A proposito di studi, uno sostiene che il vaccino antinfluenzale con il Covid fa peggio, è vero?

Sono studi non definitivi. L’antinfluenzale serve con certezza soprattutto a chi soffre di altre patologie, perché anche la semplice influenza, pur in maniera minore, genera mortalità. Di nuovo ad esempio negli anziani cronici. È dunque una vaccinazione importante.

Tanto da renderla obbligatoria?

Questo è discutibile. È raccomandata, può avere un’utilità, ma non di certo uguale per tutti.
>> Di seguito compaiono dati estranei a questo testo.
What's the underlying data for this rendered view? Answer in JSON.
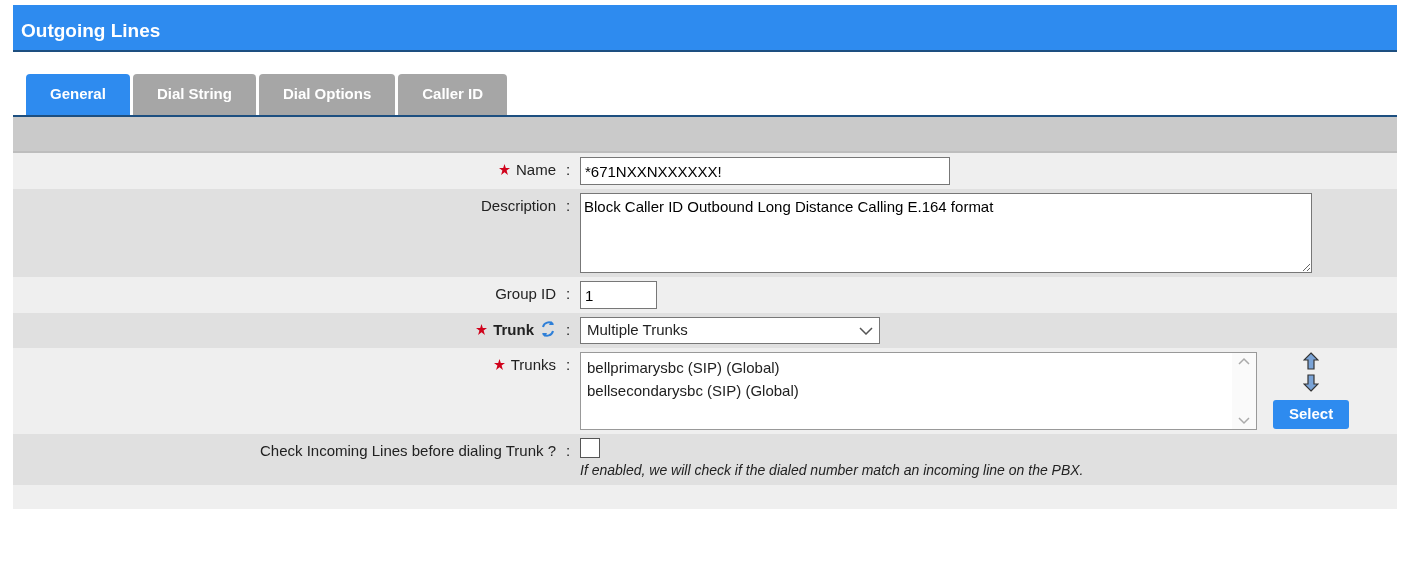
{
  "header": {
    "title": "Outgoing Lines"
  },
  "tabs": [
    {
      "label": "General",
      "selected": true
    },
    {
      "label": "Dial String",
      "selected": false
    },
    {
      "label": "Dial Options",
      "selected": false
    },
    {
      "label": "Caller ID",
      "selected": false
    }
  ],
  "fields": [
    {
      "kind": "text",
      "label": "Name",
      "required": true,
      "separator": ":",
      "value": "*671NXXNXXXXXX!"
    },
    {
      "kind": "textarea",
      "label": "Description",
      "required": false,
      "separator": ":",
      "value": "Block Caller ID Outbound Long Distance Calling E.164 format"
    },
    {
      "kind": "short",
      "label": "Group ID",
      "required": false,
      "separator": ":",
      "value": "1"
    },
    {
      "kind": "select",
      "label": "Trunk",
      "required": true,
      "separator": ":",
      "value": "Multiple Trunks"
    },
    {
      "kind": "listbox",
      "label": "Trunks",
      "required": true,
      "separator": ":",
      "items": [
        "bellprimarysbc (SIP) (Global)",
        "bellsecondarysbc (SIP) (Global)"
      ],
      "button": "Select"
    },
    {
      "kind": "checkbox",
      "label": "Check Incoming Lines before dialing Trunk ?",
      "required": false,
      "separator": ":",
      "checked": false,
      "hint": "If enabled, we will check if the dialed number match an incoming line on the PBX."
    }
  ]
}
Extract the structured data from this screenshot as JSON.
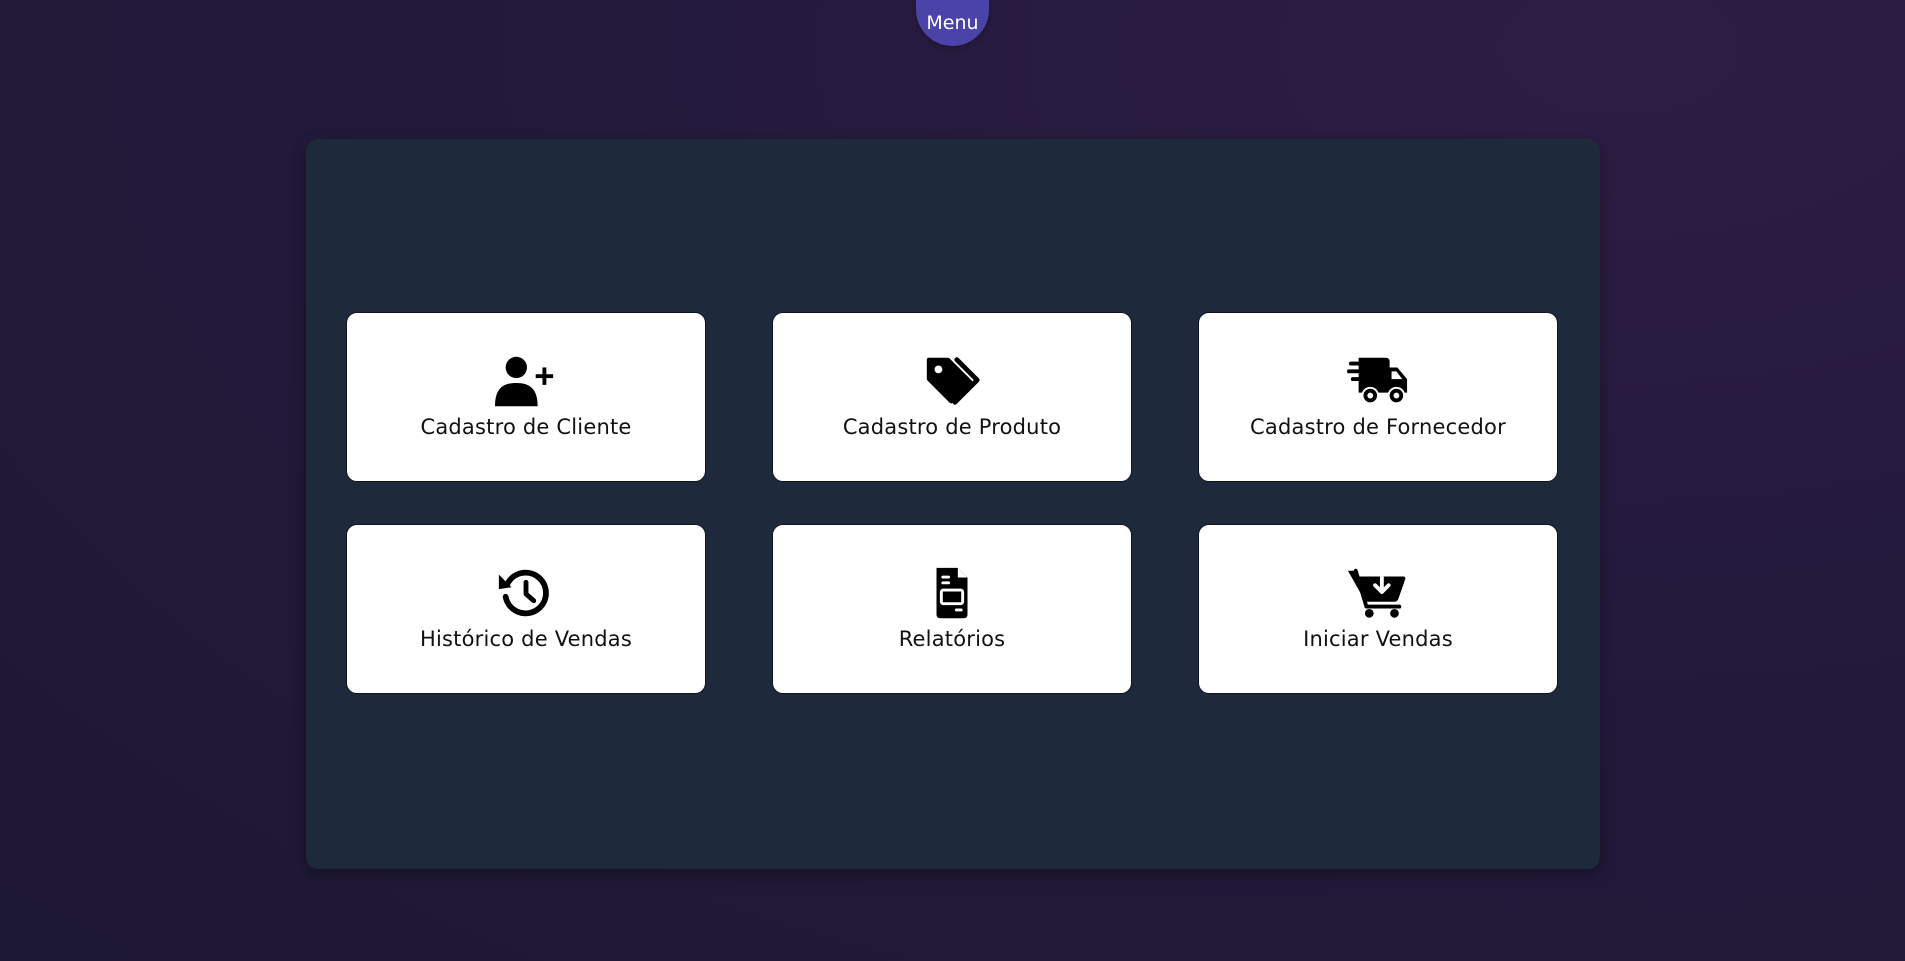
{
  "menu": {
    "label": "Menu",
    "color": "#4a44a8"
  },
  "colors": {
    "panel_background": "#1e2a3b",
    "card_background": "#ffffff",
    "icon_color": "#000000"
  },
  "cards": [
    {
      "label": "Cadastro de Cliente",
      "icon": "user-plus-icon"
    },
    {
      "label": "Cadastro de Produto",
      "icon": "tags-icon"
    },
    {
      "label": "Cadastro de Fornecedor",
      "icon": "truck-fast-icon"
    },
    {
      "label": "Histórico de Vendas",
      "icon": "history-icon"
    },
    {
      "label": "Relatórios",
      "icon": "file-report-icon"
    },
    {
      "label": "Iniciar Vendas",
      "icon": "cart-arrow-down-icon"
    }
  ]
}
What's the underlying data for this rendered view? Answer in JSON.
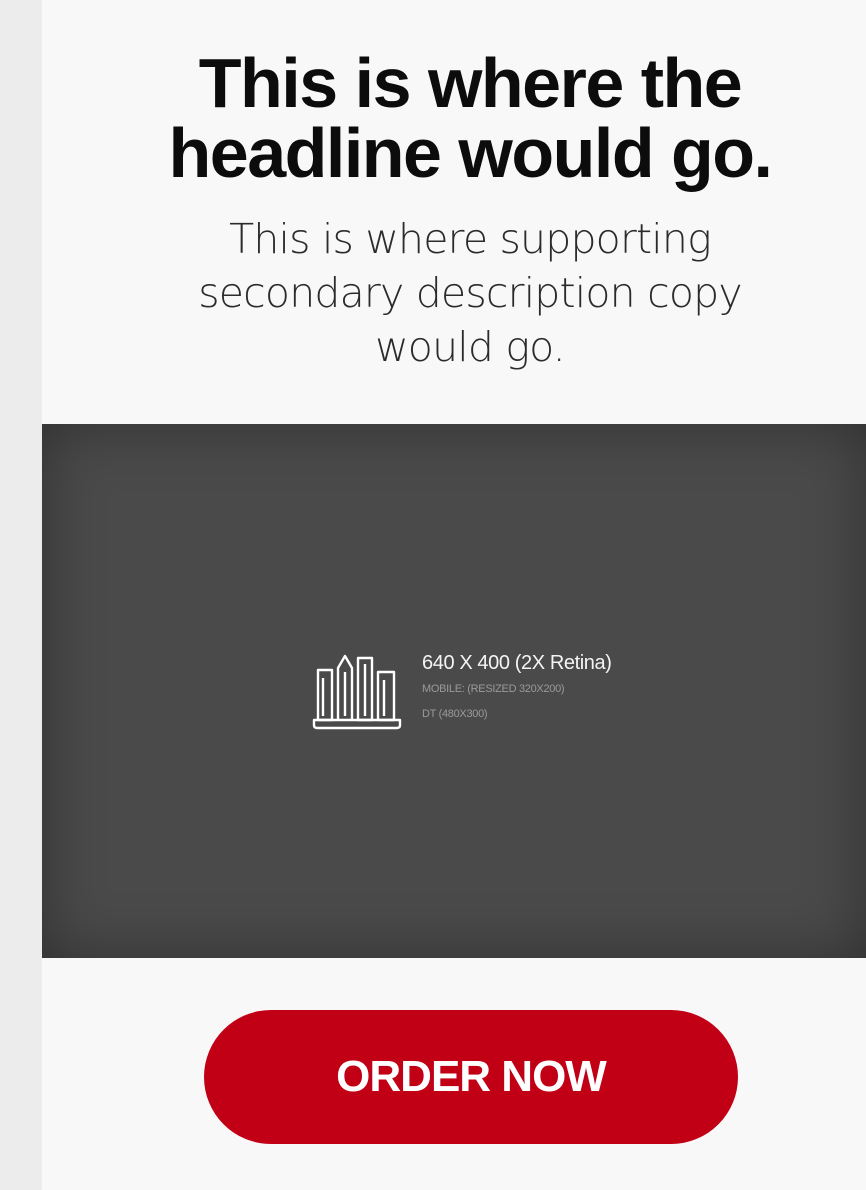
{
  "hero": {
    "headline_line1": "This is where the",
    "headline_line2": "headline would go.",
    "subcopy_line1": "This is where supporting",
    "subcopy_line2": "secondary description copy",
    "subcopy_line3": "would go."
  },
  "image_placeholder": {
    "icon": "city-buildings-icon",
    "title": "640 X 400 (2X Retina)",
    "line1": "MOBILE: (RESIZED 320X200)",
    "line2": "DT (480X300)"
  },
  "cta": {
    "label": "ORDER NOW"
  },
  "colors": {
    "page_background": "#f8f8f8",
    "gutter": "#ececec",
    "headline": "#0c0c0c",
    "placeholder_bg": "#4a4a4a",
    "cta": "#c10016",
    "cta_text": "#ffffff"
  }
}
Economicamente poi sarebbe complicato, anche a livello organizzativo, molto difficile. Inizierei da chi è in là con l’età, dai malati oncologici, dai diabetici.

Se torna il Covid l’antinfluenzale faciliterà la diagnosi?

Con una buona campagna antinfluenzale saranno un poco di meno i malati d’influenza. Ma non vedo in tal senso grandissimi vantaggi. Per accertare il Covid bisognerà comunque fare il tampone.

E i bambini?

I bambini, per l’influenza come per il Covid, hanno reazioni scarse. Io direi di no, salvo i bambini con le difese più deboli.

Ci vorranno sei mesi, un anno o cinque anni?

Tutte le ipotesi sono sottoposte a ciò che sta accadendo. L’autunno però finisce il 21 dicembre, comunque vada. E abbiamo davanti ancora parecchi mesi a disposizione per arrivare ad un vaccino valido e sicuro. Magari all’inizio dell’anno prossimo: non è una speranza irrealistica.